Shout! by Philip Norman

This is a book of thirds. The first third, which deals with the early lives of John Lennon, Paul McCartney, George Harrison and Ringo Starr and the Liverpool music scene of the late 1950s and early 1960s is excellent. It brought vivid memories of my own childhood back to me: World War II was only a decade and a half ago, its scars were all too visible, and most people in the country were, by today’s standards, living in poverty. Music, the new music coming over from America was an escape from what must have seemed a blighted land and many more than these four young men embraced it. Norman does a great job of setting the excitement of the time against the wider society, and fitting the four young Beatles into it.

The first third is also great at depicting how they met, how they started playing together, their formative stints in Germany playing for hours on end at clubs in Hamburg, and the way in which Lennon, McCartney and Harrison pushed out Pete Best in favour of Ringo Starr. All fascinating, culminating with their rise to fame and the emergence of Beatlemania.

The second third is also good but less interesting as, intrinsically, reading about a group of young men dealing with fame and money, each other and drugs is intrinsically less interesting. The business dealings, the record deals, the mismanagment of Apple: all very well but not so much fun. That’s more the fault of life than Philip Norman.

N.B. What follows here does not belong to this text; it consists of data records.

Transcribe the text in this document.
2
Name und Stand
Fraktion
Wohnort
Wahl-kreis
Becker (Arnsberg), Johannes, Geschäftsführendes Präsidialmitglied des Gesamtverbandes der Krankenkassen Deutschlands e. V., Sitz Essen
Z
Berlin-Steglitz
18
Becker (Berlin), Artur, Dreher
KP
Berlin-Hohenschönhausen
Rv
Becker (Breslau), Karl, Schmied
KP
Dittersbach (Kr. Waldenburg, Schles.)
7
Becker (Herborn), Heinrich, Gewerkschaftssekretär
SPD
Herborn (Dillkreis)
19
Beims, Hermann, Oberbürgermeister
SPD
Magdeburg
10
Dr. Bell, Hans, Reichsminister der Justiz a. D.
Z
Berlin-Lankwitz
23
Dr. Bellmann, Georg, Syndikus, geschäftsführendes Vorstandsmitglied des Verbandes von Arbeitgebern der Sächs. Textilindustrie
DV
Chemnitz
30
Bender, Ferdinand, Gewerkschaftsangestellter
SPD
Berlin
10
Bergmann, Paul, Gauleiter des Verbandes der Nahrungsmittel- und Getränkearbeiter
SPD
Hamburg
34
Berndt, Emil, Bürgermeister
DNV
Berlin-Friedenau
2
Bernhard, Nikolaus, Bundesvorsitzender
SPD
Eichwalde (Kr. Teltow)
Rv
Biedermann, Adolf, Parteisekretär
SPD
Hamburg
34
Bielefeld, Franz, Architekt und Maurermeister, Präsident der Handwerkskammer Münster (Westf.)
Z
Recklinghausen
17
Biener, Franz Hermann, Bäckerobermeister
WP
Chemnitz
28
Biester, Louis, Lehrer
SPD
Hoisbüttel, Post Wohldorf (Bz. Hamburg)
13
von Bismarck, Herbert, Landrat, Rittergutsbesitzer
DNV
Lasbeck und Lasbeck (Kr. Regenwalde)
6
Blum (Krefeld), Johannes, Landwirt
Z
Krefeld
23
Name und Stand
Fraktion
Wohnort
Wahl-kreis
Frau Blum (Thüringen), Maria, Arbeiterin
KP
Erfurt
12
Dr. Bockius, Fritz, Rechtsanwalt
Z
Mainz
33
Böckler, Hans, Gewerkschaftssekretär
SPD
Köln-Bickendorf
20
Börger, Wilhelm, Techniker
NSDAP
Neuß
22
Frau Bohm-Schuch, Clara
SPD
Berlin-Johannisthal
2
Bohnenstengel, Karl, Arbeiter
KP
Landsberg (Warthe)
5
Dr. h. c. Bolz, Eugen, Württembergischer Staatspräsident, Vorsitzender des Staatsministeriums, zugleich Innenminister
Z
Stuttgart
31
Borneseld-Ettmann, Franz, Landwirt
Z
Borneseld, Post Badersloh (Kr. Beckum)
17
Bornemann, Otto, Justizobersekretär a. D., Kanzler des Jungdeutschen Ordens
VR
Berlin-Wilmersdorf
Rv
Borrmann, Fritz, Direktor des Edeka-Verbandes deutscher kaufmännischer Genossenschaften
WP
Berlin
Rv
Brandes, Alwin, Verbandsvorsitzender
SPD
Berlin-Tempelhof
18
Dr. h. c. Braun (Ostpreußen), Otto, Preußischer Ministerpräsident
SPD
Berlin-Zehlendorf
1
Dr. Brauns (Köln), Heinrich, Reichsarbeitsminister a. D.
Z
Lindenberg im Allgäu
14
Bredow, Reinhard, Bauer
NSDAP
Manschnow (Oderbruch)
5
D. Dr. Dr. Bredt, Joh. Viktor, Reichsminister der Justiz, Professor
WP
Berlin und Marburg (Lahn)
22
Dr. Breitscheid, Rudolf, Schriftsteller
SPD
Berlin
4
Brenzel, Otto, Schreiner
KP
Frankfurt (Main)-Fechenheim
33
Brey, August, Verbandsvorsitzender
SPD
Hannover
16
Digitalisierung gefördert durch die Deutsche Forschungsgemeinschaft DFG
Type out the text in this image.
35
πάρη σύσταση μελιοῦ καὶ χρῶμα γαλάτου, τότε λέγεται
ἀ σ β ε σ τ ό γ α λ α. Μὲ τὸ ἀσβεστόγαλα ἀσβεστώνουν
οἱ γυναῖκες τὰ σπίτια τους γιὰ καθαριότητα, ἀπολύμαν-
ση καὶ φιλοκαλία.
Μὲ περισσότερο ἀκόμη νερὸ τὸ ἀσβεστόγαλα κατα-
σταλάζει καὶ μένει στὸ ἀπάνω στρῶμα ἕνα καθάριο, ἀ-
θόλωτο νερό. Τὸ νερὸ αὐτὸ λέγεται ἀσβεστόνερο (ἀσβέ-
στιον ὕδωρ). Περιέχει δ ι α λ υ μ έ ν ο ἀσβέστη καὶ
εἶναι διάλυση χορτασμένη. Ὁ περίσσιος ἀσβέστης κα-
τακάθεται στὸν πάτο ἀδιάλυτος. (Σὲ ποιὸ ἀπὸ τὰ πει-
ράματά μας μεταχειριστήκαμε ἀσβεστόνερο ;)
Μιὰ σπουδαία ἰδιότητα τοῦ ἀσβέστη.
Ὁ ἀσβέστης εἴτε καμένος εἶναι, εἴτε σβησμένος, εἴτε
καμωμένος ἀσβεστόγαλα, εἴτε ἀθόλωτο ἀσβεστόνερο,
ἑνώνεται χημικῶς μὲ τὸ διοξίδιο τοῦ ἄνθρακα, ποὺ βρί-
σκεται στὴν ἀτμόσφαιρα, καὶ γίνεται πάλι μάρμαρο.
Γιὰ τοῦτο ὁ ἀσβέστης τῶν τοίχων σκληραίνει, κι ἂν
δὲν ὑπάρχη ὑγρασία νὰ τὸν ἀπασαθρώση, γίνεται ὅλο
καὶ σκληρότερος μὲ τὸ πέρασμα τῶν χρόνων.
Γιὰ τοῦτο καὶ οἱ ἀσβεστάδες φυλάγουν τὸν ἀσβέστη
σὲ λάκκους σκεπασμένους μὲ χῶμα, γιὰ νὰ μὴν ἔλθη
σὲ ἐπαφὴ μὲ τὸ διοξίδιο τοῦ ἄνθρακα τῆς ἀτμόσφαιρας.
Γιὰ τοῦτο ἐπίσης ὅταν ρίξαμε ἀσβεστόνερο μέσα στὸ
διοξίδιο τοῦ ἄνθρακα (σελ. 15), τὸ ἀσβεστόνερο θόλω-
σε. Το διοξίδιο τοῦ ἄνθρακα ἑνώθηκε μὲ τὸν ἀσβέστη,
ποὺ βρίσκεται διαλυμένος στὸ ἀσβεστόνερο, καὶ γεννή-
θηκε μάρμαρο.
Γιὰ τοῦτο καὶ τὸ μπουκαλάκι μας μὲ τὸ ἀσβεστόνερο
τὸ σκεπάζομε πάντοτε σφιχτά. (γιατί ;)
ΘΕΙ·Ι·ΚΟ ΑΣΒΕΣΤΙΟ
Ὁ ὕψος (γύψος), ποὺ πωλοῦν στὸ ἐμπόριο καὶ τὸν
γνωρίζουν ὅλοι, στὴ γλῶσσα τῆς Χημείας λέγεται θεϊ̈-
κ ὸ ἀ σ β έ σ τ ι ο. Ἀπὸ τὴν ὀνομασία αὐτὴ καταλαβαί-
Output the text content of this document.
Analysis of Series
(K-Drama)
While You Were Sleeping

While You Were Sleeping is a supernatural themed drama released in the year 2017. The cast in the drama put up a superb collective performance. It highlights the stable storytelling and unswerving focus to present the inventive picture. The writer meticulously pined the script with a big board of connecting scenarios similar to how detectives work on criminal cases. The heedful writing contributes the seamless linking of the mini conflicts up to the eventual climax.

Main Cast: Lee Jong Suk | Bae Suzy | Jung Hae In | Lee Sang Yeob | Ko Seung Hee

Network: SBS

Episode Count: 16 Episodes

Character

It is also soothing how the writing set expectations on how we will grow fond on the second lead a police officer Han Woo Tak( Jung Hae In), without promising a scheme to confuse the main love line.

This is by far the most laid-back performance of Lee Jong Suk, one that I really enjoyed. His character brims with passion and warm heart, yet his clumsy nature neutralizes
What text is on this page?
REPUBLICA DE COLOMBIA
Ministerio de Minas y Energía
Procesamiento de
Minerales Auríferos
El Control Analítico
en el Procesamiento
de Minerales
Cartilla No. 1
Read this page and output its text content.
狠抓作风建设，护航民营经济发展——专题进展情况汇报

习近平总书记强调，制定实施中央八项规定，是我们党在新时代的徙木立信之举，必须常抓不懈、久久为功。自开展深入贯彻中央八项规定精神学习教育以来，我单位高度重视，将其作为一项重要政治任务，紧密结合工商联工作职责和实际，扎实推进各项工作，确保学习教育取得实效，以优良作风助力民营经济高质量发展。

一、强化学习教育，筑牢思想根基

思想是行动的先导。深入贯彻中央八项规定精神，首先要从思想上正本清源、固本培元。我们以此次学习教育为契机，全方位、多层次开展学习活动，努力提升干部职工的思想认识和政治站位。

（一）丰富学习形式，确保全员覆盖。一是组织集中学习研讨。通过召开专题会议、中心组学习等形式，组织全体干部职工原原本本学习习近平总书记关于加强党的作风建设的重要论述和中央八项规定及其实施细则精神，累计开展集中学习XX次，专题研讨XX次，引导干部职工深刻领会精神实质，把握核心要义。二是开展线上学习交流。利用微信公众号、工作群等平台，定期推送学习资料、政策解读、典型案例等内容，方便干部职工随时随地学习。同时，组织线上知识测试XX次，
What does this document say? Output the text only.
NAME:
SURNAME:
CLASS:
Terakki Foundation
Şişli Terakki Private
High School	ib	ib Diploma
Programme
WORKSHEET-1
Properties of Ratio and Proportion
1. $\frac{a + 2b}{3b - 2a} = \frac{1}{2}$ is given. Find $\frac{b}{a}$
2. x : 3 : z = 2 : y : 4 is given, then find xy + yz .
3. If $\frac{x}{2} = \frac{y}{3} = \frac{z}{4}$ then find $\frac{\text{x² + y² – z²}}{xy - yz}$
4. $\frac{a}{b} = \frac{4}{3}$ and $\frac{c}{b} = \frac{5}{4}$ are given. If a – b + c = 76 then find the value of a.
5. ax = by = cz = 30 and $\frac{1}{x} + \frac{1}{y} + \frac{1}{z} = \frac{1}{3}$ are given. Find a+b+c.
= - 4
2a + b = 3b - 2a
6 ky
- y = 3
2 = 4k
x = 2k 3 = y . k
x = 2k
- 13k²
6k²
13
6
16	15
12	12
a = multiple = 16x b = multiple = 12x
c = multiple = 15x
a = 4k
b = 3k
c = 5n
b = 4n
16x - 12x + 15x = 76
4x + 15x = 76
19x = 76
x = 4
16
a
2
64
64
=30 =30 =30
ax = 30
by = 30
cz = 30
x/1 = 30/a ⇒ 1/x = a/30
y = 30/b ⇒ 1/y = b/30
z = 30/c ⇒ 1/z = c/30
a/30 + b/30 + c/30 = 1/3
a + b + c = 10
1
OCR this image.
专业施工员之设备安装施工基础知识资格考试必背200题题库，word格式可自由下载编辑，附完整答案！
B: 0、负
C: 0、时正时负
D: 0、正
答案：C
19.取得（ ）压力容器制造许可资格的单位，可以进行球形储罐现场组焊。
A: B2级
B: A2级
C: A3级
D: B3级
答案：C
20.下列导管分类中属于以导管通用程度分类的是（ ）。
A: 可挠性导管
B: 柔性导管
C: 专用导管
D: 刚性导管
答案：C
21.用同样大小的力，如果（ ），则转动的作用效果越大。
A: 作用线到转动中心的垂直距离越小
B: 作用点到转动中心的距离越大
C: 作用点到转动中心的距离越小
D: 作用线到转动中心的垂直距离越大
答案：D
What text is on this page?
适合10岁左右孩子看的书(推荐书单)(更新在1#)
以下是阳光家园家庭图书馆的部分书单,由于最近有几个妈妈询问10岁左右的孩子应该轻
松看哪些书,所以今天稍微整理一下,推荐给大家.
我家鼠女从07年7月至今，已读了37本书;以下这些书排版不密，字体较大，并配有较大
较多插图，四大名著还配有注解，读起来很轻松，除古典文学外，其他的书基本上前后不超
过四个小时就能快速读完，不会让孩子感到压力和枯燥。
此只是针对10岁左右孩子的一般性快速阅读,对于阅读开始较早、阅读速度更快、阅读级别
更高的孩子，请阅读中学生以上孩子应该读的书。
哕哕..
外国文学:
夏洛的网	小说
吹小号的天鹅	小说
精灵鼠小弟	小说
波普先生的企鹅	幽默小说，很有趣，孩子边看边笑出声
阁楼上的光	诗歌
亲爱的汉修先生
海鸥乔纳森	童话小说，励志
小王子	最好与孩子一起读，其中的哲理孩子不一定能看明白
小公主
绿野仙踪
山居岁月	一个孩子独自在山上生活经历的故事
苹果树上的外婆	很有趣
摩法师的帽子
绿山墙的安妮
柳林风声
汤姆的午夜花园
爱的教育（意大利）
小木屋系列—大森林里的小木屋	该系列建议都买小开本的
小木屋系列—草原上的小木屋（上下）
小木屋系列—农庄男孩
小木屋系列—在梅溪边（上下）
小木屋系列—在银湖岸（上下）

However, it’s in the final third that the book really falls down. In his introduction, Norman states that everyone is either a Lennon or a McCartney fan and he falls into the former camp. I’m not sure I agree with the premise of the statement – surely it is possible to appreciate the work of both? – but even if it were the case, then Norman’s avowal of his preference for Lennon should have worked to inform him of his own biases. Instead, the final third becomes a rather ludicrous working out of Norman’s desire to laud everything Lennon and downplay everything that McCartney had a hand in. So not only is Lennon’s songwriting better but everything that Lennon did is presented in the best possible light while McCartney is depicted as facile, self-deceiving and hyprocritical. This bias even extends to their wives: Yoko Ono was apparently an artist of serious repute in her own right while Linda McCartney was nothing but a simpering fangirl who stroked her husband’s ego and did nothing of value in her own right.

So, excellent at the start, good to middling in the middle, and a ridiculous exposition of the writer’s biases at the end. Take your pick!